Elizabeth Taylor’s character is the cousin he traveled with, whose purpose as his companion was to attract prospects into his circle. He was otherwise totally uninterested in her. I find it interesting that Taylor was cast more than once as the woman whose proximity to a dude with no interest in her functions as proof that, Jeezus, he must be gay or something (the other that comes to mind being CAT ON A HOT TIN ROOF). I agree, it’s fairly compelling evidence. Presumably, if they made similar movies about lesbians back then, the neglected dude would be Cary Grant. That would be just as eloquent.

As presented, it is mostly an excuse for the two ladies to emote, while Clift mostly hovers asking them leading questions so they can. (He was struggling with drug addiction at the time, and it was reported in the TCM intro that both his leading ladies were very protective of him, which is nice.) Hepburn in particular has an epic monologue about birds attacking newly hatched sea turtles that is fraught with cosmic significance and which she recites staring into the mid-distance, aware that this is her big moment.

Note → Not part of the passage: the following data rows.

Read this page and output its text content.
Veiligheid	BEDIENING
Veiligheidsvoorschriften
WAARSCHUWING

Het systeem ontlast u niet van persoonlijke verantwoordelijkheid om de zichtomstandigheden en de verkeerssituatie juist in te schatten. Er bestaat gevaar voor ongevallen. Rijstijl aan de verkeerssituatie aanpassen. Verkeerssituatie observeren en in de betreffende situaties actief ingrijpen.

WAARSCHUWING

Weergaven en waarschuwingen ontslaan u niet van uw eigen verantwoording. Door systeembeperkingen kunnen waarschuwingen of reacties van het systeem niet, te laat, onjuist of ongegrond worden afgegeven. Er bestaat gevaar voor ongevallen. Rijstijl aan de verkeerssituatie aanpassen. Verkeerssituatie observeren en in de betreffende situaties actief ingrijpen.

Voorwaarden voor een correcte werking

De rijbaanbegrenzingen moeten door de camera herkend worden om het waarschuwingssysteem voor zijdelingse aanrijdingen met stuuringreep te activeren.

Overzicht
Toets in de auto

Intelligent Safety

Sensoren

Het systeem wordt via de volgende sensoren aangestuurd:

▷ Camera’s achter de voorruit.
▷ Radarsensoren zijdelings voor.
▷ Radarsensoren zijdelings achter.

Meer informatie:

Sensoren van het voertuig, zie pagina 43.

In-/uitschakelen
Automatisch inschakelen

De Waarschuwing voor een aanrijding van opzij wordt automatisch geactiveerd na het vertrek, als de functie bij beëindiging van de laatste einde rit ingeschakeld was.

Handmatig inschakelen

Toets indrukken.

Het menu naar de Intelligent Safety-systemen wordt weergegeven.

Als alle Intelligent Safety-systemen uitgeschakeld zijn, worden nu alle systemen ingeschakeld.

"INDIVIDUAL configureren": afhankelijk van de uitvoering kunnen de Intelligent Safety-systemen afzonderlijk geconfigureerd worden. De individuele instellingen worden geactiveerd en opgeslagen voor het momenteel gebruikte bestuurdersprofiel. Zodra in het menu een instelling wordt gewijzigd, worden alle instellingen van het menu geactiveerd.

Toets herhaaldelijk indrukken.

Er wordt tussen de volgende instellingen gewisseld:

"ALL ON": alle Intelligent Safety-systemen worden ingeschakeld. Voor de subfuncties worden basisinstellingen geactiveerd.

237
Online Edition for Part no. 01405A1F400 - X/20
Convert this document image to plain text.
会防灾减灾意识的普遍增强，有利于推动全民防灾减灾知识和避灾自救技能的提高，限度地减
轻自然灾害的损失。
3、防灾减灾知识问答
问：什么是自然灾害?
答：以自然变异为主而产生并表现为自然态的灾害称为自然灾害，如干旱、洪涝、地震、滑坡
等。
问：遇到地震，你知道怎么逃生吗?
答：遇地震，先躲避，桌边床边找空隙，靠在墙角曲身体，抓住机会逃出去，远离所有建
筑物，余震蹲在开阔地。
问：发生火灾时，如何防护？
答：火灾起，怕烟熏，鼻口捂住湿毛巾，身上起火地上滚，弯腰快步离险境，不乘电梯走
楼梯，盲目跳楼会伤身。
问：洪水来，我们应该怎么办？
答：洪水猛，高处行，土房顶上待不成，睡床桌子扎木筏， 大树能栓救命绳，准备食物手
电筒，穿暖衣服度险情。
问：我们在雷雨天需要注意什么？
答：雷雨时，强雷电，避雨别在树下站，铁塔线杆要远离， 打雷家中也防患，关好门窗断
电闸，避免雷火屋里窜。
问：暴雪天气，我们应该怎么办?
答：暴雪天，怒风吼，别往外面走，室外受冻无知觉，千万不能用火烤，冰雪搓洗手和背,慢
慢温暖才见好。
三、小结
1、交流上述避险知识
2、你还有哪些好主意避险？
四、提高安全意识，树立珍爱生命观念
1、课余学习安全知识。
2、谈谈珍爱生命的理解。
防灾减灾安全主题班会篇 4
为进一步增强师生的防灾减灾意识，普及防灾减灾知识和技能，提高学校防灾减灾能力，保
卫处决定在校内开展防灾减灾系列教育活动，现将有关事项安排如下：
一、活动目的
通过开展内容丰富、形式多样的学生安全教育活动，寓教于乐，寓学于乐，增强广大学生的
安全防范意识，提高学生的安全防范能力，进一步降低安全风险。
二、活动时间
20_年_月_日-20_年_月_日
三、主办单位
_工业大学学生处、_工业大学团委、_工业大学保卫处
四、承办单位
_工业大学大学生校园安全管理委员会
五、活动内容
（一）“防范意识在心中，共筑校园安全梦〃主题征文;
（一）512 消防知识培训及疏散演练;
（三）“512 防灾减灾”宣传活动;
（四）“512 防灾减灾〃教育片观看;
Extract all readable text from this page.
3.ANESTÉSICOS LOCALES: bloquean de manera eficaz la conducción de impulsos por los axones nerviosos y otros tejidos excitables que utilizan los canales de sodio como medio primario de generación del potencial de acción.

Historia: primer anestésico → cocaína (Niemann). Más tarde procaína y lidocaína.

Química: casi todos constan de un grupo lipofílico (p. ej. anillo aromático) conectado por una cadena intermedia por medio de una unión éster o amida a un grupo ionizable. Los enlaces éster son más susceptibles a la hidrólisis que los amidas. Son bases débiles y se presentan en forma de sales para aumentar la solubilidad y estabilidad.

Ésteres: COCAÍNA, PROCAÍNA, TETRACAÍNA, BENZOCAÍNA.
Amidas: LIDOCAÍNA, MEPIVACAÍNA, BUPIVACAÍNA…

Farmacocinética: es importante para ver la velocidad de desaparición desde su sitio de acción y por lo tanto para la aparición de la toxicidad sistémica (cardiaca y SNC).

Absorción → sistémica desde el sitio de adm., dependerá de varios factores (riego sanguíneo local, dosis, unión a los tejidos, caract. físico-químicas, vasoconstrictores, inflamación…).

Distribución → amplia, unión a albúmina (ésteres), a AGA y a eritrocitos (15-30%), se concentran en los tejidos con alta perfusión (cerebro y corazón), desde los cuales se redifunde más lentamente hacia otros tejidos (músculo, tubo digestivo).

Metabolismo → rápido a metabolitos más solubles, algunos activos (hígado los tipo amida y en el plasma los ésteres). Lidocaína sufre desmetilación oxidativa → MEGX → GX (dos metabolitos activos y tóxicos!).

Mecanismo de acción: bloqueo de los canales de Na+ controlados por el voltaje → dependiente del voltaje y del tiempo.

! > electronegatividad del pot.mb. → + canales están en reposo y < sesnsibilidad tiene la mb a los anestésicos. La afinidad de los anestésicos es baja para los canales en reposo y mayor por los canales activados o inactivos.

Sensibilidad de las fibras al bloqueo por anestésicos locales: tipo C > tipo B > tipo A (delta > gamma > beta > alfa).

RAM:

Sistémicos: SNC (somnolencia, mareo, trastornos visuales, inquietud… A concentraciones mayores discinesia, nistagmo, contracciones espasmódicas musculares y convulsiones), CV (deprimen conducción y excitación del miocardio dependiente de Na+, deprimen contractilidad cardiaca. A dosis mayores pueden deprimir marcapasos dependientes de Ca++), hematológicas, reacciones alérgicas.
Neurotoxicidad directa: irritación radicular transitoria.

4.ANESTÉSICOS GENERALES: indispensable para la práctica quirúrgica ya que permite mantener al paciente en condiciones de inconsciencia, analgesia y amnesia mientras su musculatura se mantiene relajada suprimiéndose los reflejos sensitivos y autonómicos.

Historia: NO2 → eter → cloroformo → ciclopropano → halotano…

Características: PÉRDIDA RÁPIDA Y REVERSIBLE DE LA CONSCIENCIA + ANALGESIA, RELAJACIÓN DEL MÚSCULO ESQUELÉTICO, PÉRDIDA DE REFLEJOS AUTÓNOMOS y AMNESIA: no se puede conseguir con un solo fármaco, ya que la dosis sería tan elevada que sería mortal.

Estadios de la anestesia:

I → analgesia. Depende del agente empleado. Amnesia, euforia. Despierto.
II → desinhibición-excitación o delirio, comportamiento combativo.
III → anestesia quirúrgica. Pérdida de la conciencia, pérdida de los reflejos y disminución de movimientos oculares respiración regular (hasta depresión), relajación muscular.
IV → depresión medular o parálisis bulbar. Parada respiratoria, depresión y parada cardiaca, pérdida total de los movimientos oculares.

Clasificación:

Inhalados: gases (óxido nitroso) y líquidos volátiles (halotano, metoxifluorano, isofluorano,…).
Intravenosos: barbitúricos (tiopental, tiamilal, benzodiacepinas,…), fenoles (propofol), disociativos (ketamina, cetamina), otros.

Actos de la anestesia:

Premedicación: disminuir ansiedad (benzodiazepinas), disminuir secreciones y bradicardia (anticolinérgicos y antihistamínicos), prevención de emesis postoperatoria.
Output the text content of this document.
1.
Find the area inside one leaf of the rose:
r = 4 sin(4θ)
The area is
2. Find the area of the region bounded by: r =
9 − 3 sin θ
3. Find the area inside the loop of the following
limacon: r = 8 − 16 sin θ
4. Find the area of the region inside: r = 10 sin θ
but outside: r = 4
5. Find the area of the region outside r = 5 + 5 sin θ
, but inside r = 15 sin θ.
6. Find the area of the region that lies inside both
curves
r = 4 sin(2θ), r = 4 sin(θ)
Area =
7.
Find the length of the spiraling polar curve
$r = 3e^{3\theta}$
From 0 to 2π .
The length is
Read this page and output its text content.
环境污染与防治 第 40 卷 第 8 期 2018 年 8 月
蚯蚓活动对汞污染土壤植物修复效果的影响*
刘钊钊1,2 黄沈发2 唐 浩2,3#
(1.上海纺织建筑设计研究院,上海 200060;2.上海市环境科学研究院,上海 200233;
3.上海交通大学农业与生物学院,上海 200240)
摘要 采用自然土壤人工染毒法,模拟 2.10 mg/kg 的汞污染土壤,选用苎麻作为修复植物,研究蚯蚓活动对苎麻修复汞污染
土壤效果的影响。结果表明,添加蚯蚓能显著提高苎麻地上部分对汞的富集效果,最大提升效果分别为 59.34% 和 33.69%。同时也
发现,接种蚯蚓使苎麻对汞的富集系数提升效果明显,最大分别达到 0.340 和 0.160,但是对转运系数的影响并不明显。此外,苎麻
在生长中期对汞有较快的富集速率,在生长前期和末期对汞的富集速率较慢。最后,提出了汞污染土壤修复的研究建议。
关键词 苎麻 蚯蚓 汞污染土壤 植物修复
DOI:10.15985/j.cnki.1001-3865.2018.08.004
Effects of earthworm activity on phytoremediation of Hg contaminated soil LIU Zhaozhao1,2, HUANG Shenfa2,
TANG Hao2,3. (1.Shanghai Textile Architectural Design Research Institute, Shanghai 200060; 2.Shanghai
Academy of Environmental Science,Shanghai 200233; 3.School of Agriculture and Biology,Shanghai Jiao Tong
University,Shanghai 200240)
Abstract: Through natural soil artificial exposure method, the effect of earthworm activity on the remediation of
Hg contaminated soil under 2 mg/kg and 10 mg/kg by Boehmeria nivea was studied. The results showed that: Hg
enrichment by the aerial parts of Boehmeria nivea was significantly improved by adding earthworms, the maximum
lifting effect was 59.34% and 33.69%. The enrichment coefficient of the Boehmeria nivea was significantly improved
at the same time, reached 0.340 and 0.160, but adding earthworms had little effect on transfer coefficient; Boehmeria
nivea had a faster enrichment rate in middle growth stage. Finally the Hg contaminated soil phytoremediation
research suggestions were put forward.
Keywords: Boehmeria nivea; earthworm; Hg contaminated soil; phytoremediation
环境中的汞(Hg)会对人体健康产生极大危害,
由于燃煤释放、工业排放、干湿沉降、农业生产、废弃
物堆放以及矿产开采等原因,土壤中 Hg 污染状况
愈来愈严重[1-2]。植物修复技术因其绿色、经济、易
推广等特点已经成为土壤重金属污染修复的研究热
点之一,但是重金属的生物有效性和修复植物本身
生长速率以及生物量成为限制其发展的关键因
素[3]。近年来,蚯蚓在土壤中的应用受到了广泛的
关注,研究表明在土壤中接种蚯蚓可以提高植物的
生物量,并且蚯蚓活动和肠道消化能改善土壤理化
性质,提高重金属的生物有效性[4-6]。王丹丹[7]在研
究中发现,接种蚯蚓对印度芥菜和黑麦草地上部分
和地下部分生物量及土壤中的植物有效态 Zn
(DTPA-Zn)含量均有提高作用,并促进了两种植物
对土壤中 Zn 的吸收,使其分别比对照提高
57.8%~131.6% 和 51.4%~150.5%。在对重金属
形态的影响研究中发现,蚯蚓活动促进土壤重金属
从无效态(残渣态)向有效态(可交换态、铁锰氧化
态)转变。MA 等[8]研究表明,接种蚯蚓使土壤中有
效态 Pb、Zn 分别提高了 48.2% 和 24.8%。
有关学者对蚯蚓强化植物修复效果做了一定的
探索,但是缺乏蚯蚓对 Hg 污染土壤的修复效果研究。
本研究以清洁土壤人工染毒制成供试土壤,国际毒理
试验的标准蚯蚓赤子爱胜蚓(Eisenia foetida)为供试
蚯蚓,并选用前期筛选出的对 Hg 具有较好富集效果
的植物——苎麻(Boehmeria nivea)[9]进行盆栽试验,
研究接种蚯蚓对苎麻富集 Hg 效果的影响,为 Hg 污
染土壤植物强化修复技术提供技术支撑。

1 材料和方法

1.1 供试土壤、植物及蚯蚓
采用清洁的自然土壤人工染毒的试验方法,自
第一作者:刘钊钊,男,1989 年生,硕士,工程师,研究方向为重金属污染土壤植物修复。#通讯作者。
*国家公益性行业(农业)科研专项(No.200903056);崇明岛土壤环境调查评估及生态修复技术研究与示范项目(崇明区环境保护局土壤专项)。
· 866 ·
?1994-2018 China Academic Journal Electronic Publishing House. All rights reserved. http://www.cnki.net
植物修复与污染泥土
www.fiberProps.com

It’s Hepburn, so it doesn’t suck, but Judi and I were highly aware of the symbolic weight — as even a Michael Bay audience would be — and so it felt odd to be sitting there and not taking notes. Turtles. Right.

The oddest and funniest moment comes when Clift visits Taylor in the asylum where she’s been confined, and she’s wearing no makeup, and so she apologizes for how she looks, saying that she’s not normally this ugly. Yeah, Elizabeth Taylor apologizes for looking like such a sack of shit. This is especially funny because she is Elizabeth Taylor and she of course that had genuine mutation, an actual superpower that might have gotten her into the X-Men, double lashes, which means that even rolling out of bed she looked like she was wearing expertly applied eyeliner. I’m sorry I look so ugly, I promise, I clean up well. Hard as it might be to believe, fella. Elizabeth Taylor, people. I mean.

I found it a slog, honestly, and I *like* CAT ON A HOT TIN ROOF, which dealt with some of the same themes but was a hell of a lot easier to take. But if you want to watch it, watch it for Hepburn and Taylor.